Now, you’re correct that if the MSS is 1460 Bytes, a 9000 Byte MTU you wouldn’t be able to take advantage of this efficiency. You wouldn’t actually leave “empty room” in the sense that the frames being sent will be limited to 1500. They wouldn’t actually be 9000 bytes long with 7500 just empty. So it’s not that detrimental to the efficiency. However, TCP can automatically set the MSS to take advantage of the greater MTU sizes.

The MSS is negotiated during the TCP three-way handshake, and if the path between the sender and receiver can handle these large MTU sizes from end to end, TCP detects this and negotiates a large enough MSS that can take advantage of the capabilities of the underlying infrastructure.

However, in order for this to be successful, the full path from end to end must support large MTU sizes. If there is even one switch or router in the path that has a 1500 MTU, that MTU will be used to calculate the MSS.

Also, it’s important to note that not all network traffic consists of TCP segments that are subject to the MSS. For example, UDP traffic and ICMP messages are not subject to the MSS, so they can take full advantage of a larger MTU without any adjustments.

But remember, larger MTU sizes aren’t always better. They can cause issues with network devices that don’t support them, and they can increase the impact of packet loss. So it’s important to consider the characteristics of your specific network before deciding to use Jumbo Frames or increase the MSS. When and how it will be used will typically be part of extensive network design processes that should choose the most appropriate configuration.

I hope this has been helpful!

Laz

As always, thank you for you reply. Im going back and forth between QoS lesson because this topic is a very complex one (at least for me) and there are many key factors related each other.

Now, you’re correct that if the MSS is 1460 Bytes, a 9000 Byte MTU you wouldn’t be able to take advantage of this efficiency. You wouldn’t actually leave “empty room” in the sense that the frames being sent will be limited to 1500. They wouldn’t actually be 9000 bytes long with 7500 just empty. So it’s not that detrimental to the efficiency. However, TCP can automatically set the MSS to take advantage of the greater MTU sizes.
Blockquote

Take for example HQ Video packets (>1080p res) i guess it would require larger packet size… So if we configure >9000 mtu size in all nodes and the receiver host NIC can negotiate a rcwnd of 65kB does it mean TCP will adjust the mss to fit and take advantage of these “empty room” to be filled of payload ? and now we transmit a large packet in only one l2 frame instead of several l2 frames with ip pckts fragmented ? therefore we have less overhead (for my understanding overhead , indeed is all data related to headers (ethernet, ipv4 or ipv6, udp/tcp) .

Hello Juan

If you have 9000 MTU set on all L2 interfaces along the path, then yes, TCP can potentially negotiate a larger MSS. You must also ensure that your IP MTU is also large enough to accommodate this. However, this is not directly related to the window size. The window size has to do with how much data can be sent before an acknowledgment is required. That amount of data can be sent in multiple segments, and indeed this is usually the case.

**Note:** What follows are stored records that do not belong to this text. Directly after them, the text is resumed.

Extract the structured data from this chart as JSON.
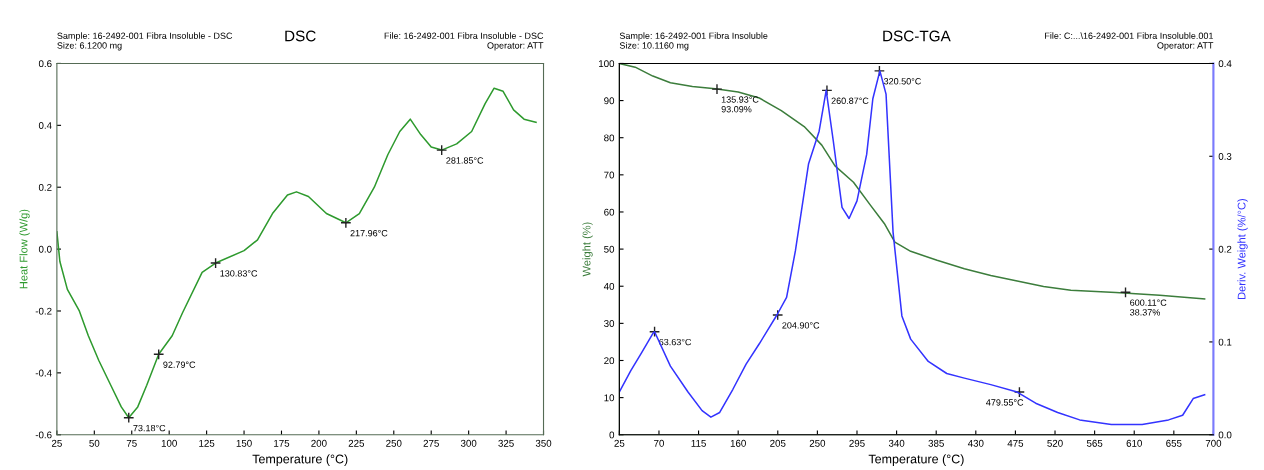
{
  "chart_data": [
    {
      "type": "line",
      "title": "DSC",
      "xlabel": "Temperature (°C)",
      "ylabel": "Heat Flow (W/g)",
      "xlim": [
        25,
        350
      ],
      "xticks": [
        25,
        50,
        75,
        100,
        125,
        150,
        175,
        200,
        225,
        250,
        275,
        300,
        325,
        350
      ],
      "ylim": [
        -0.6,
        0.6
      ],
      "yticks": [
        {
          "value": 0.6,
          "label": "0.6"
        },
        0.4,
        0.2,
        {
          "value": 0,
          "label": "0.0"
        },
        -0.2,
        -0.4,
        {
          "value": -0.6,
          "label": "-0.6"
        }
      ],
      "grid": false,
      "legend": false,
      "line_style": "solid",
      "marker": "none",
      "series": [
        {
          "color": "#2e9a2e",
          "x": [
            25,
            27,
            32,
            40,
            46,
            53,
            61,
            68,
            73,
            79,
            85,
            93,
            102,
            109,
            122,
            131,
            150,
            159,
            169,
            179,
            185,
            193,
            205,
            218,
            227,
            237,
            246,
            254,
            261,
            268,
            275,
            282,
            292,
            302,
            311,
            317,
            323,
            330,
            337,
            345
          ],
          "values": [
            0.056,
            -0.04,
            -0.13,
            -0.2,
            -0.28,
            -0.36,
            -0.44,
            -0.51,
            -0.545,
            -0.51,
            -0.44,
            -0.34,
            -0.28,
            -0.205,
            -0.075,
            -0.045,
            -0.005,
            0.03,
            0.115,
            0.175,
            0.185,
            0.17,
            0.115,
            0.085,
            0.115,
            0.2,
            0.305,
            0.38,
            0.42,
            0.37,
            0.33,
            0.32,
            0.34,
            0.38,
            0.47,
            0.52,
            0.51,
            0.45,
            0.42,
            0.41
          ]
        }
      ],
      "annotations": [
        "Sample: 16-2492-001 Fibra Insoluble - DSC\nSize: 6.1200 mg",
        "File: 16-2492-001 Fibra Insoluble - DSC\nOperator: ATT",
        {
          "text": "73.18°C",
          "x": 73,
          "y": -0.545
        },
        {
          "text": "92.79°C",
          "x": 93,
          "y": -0.34
        },
        {
          "text": "130.83°C",
          "x": 131,
          "y": -0.045
        },
        {
          "text": "217.96°C",
          "x": 218,
          "y": 0.085
        },
        {
          "text": "281.85°C",
          "x": 282,
          "y": 0.32
        }
      ]
    },
    {
      "type": "line",
      "title": "DSC-TGA",
      "xlabel": "Temperature (°C)",
      "ylabel": "Weight (%)",
      "y2label": "Deriv. Weight (%/°C)",
      "xlim": [
        25,
        700
      ],
      "xticks": [
        25,
        70,
        115,
        160,
        205,
        250,
        295,
        340,
        385,
        430,
        475,
        520,
        565,
        610,
        655,
        700
      ],
      "ylim": [
        0,
        100
      ],
      "yticks": [
        0,
        10,
        20,
        30,
        40,
        50,
        60,
        70,
        80,
        90,
        100
      ],
      "y2lim": [
        0,
        0.4
      ],
      "y2ticks": [
        {
          "value": 0,
          "label": "0.0"
        },
        0.1,
        0.2,
        0.3,
        0.4
      ],
      "grid": false,
      "legend": false,
      "line_style": "solid",
      "marker": "none",
      "series": [
        {
          "color": "#3c7d3c",
          "x": [
            25,
            43,
            63,
            83,
            108,
            134,
            160,
            184,
            209,
            235,
            255,
            270,
            291,
            310,
            326,
            338,
            356,
            386,
            417,
            447,
            477,
            507,
            538,
            589,
            639,
            690
          ],
          "values": [
            100,
            99,
            96.6,
            94.8,
            93.8,
            93.2,
            92.3,
            90.7,
            87.3,
            83,
            78,
            72.4,
            68,
            61.9,
            56.9,
            51.9,
            49.4,
            47,
            44.7,
            42.9,
            41.4,
            39.9,
            38.9,
            38.3,
            37.6,
            36.6
          ]
        },
        {
          "color": "#3333ff",
          "axis": "y2",
          "x": [
            25,
            38,
            50,
            63,
            65,
            83,
            103,
            119,
            129,
            139,
            154,
            169,
            184,
            204,
            215,
            225,
            240,
            252,
            260,
            268,
            278,
            286,
            295,
            306,
            313,
            321,
            328,
            336,
            346,
            356,
            376,
            397,
            417,
            447,
            477,
            498,
            523,
            548,
            584,
            619,
            649,
            665,
            677,
            690
          ],
          "values": [
            0.046,
            0.069,
            0.088,
            0.109,
            0.111,
            0.074,
            0.046,
            0.026,
            0.019,
            0.024,
            0.049,
            0.076,
            0.098,
            0.129,
            0.148,
            0.198,
            0.292,
            0.327,
            0.371,
            0.317,
            0.245,
            0.233,
            0.252,
            0.302,
            0.362,
            0.392,
            0.367,
            0.218,
            0.128,
            0.103,
            0.079,
            0.066,
            0.061,
            0.054,
            0.046,
            0.034,
            0.024,
            0.016,
            0.011,
            0.011,
            0.016,
            0.021,
            0.039,
            0.043
          ]
        }
      ],
      "annotations": [
        "Sample: 16-2492-001 Fibra Insoluble\nSize: 10.1160 mg",
        "File: C:...\\16-2492-001 Fibra Insoluble.001\nOperator: ATT",
        {
          "text": "135.93°C\n93.09%",
          "x": 135.93,
          "y": 93.09
        },
        {
          "text": "600.11°C\n38.37%",
          "x": 600.11,
          "y": 38.37
        },
        {
          "text": "63.63°C",
          "x": 65,
          "y": 27.75
        },
        {
          "text": "204.90°C",
          "x": 204.9,
          "y": 32.25
        },
        {
          "text": "260.87°C",
          "x": 260.87,
          "y": 92.75
        },
        {
          "text": "320.50°C",
          "x": 320.5,
          "y": 98
        },
        {
          "text": "479.55°C",
          "x": 479.55,
          "y": 11.5
        }
      ]
    }
  ]
}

So if you are able to achieve an MSS of 9000 and you have a window size of 90000, then within that window size, you can send 10 segments before you need to wait for an ACK.

If you are able to achieve larger frames and packets, then yes, you get a more efficient transmission rate, with less overhead, because you’re sending more data per header. IP fragmentation will only take place if the IP packet is larger than the allowed L2 payload size. If you have both IP MTU and L2 MTU configured correctly across the path in question, you can ensure that no fragmentation takes place. Take a look at this lesson for more info (I think I shared this before, but here it is again):

Just a note on this comment, just because such video requires a larger amount of bandwidth it doesn’t necessarily create larger frames. And just to clarify, typically video services don’t use TCP at all, they prefer to use UDP, so the whole MSS feature and window size has no meaning here. This is not so important to our discussion about the MSS/MTU etc, but I just wanted to make this note for accuracy.

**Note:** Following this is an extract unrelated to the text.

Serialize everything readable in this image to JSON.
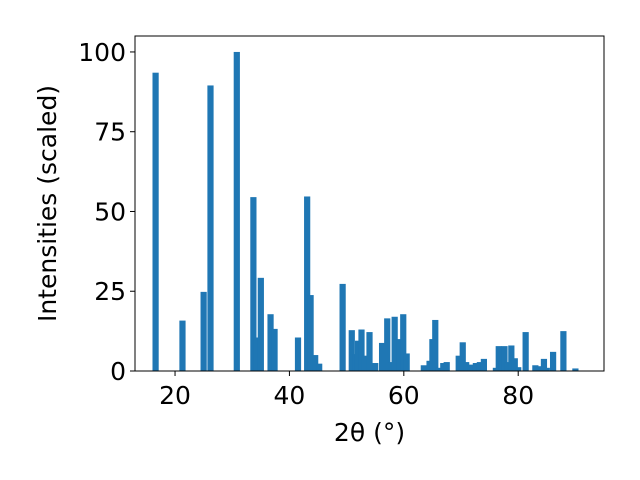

I hope this has been helpful!

Laz

Hi Rene,
I’m a bit confused here. The window size from what i have understood is the receive buffer of the recipient. This grows exponentially and when the receive buffer is saturated and congestion takes place, TCP global synchronisation takes place where all the TCP connections will experience slow start i.e. all packets will be dropped and then all TCP connections will have a small window size.
Now my confusion is in the window size value and window size scaling factors. What are each of these? Where does the window size scaling factor reside in the header? Is this scaling factor 16bits or longer?
The image below shows the “Window” to be a 16bit value.

Could you explain the this section in more detail and in simple terms from the beginning again please? Thanks!

Hello Irfan

Let me try to clarify some of these concepts for you.

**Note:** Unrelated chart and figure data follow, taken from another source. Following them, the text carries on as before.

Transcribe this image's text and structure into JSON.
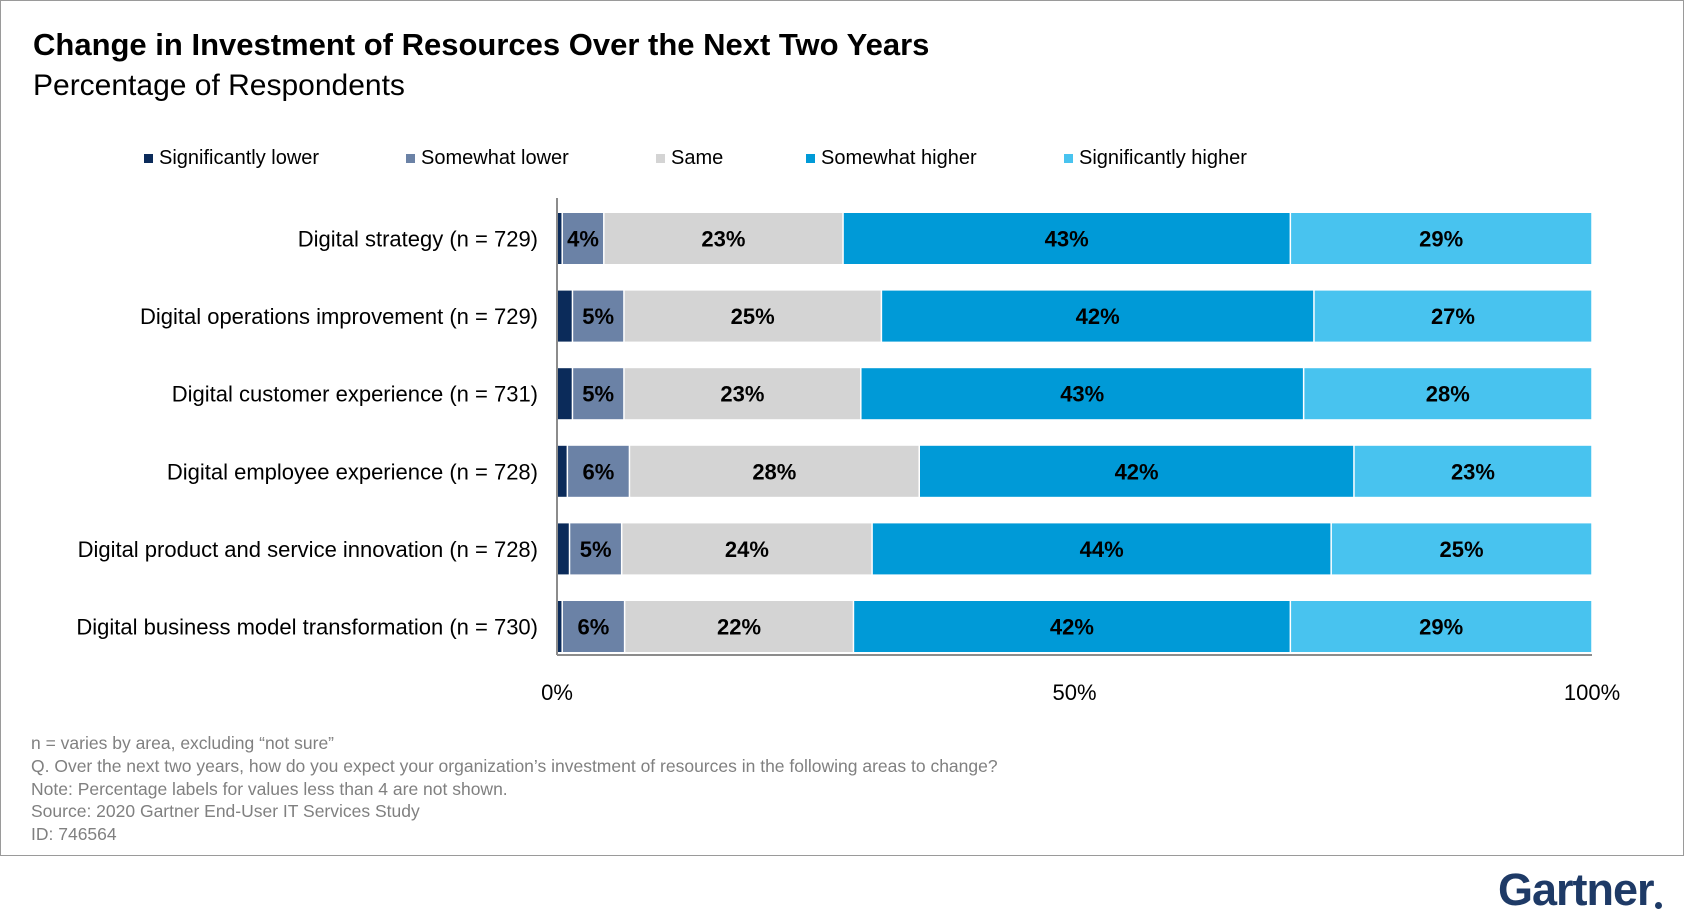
{
  "header": {
    "title": "Change in Investment of Resources Over the Next Two Years",
    "subtitle": "Percentage of Respondents"
  },
  "legend": [
    {
      "label": "Significantly lower",
      "color": "#0b2b5a"
    },
    {
      "label": "Somewhat lower",
      "color": "#6b82a6"
    },
    {
      "label": "Same",
      "color": "#d4d4d4"
    },
    {
      "label": "Somewhat higher",
      "color": "#009ad7"
    },
    {
      "label": "Significantly higher",
      "color": "#48c3ef"
    }
  ],
  "chart_data": {
    "type": "bar",
    "orientation": "horizontal",
    "stacked": true,
    "categories": [
      "Digital strategy (n = 729)",
      "Digital operations improvement (n = 729)",
      "Digital customer experience (n = 731)",
      "Digital employee experience (n = 728)",
      "Digital product and service innovation (n = 728)",
      "Digital business model transformation (n = 730)"
    ],
    "series": [
      {
        "name": "Significantly lower",
        "color": "#0b2b5a",
        "values": [
          0.5,
          1.5,
          1.5,
          1,
          1.2,
          0.5
        ]
      },
      {
        "name": "Somewhat lower",
        "color": "#6b82a6",
        "values": [
          4,
          5,
          5,
          6,
          5,
          6
        ]
      },
      {
        "name": "Same",
        "color": "#d4d4d4",
        "values": [
          23,
          25,
          23,
          28,
          24,
          22
        ]
      },
      {
        "name": "Somewhat higher",
        "color": "#009ad7",
        "values": [
          43,
          42,
          43,
          42,
          44,
          42
        ]
      },
      {
        "name": "Significantly higher",
        "color": "#48c3ef",
        "values": [
          29,
          27,
          28,
          23,
          25,
          29
        ]
      }
    ],
    "label_min": 4,
    "xlim": [
      0,
      100
    ],
    "xticks": [
      "0%",
      "50%",
      "100%"
    ],
    "grid": false
  },
  "footnotes": [
    "n = varies by area, excluding “not sure”",
    "Q. Over the next two years, how do you expect your organization’s investment of resources in the following areas to change?",
    "Note: Percentage labels for values less than 4 are not shown.",
    "Source: 2020 Gartner End-User IT Services Study",
    "ID: 746564"
  ],
  "logo": {
    "text": "Gartner"
  }
}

The window size is not really a buffer. Although it is sometimes called that, it can be misleading. A more appropriate description would be that the window size is the number of bytes the receiver expects to receive before sending an acknowledgment.

Not quite. The window size grows exponentially to improve the efficiency of TCP transmissions. The more bytes you send before each acknowledgment reduces the amount of overhead needed, thus improving efficiency.

Now when does slow start take place? Not when the “receive buffer” is saturated (because window size doesn’t really have a saturation point, and this is why it’s better not to think of it as a buffer). Slow start takes place whenever segments are lost. This is typically due to congestion on the network or due to the receiver not being able to handle the rate at which segments are arriving.

When the loss of a segment is detected (this is done using TCP’s SEQ and ACK numbers), slow start kicks in.

Now just a note on terminology here, when segments are lost, global synchronization does not take place. TCP slow start takes place for a that single TCP session where segment loss was detected not for all TCP sessions. The phenomenon of TCP global synchronization is something that happens when there are many TCP sessions experiencing similar packet losses due to congestion on interfaces used by multiple TCP sessions. When this occurs, they become synchronized in their slow start operations resulting in global synchronization of slow start. This is an undesirable phenomenon and that’s why Random Early Detection is used to avoid it.

Now the window scaling factor is actually found within the Options section of the TCP header. When present, it is multiplied by the number found in the 16-bit Window field to get the final window size. Details of this value can be found in RFC7323 where it is clearly defined. The result is a much larger possible window size, which results in an increase in efficiency.

I hope this has been helpful!

Laz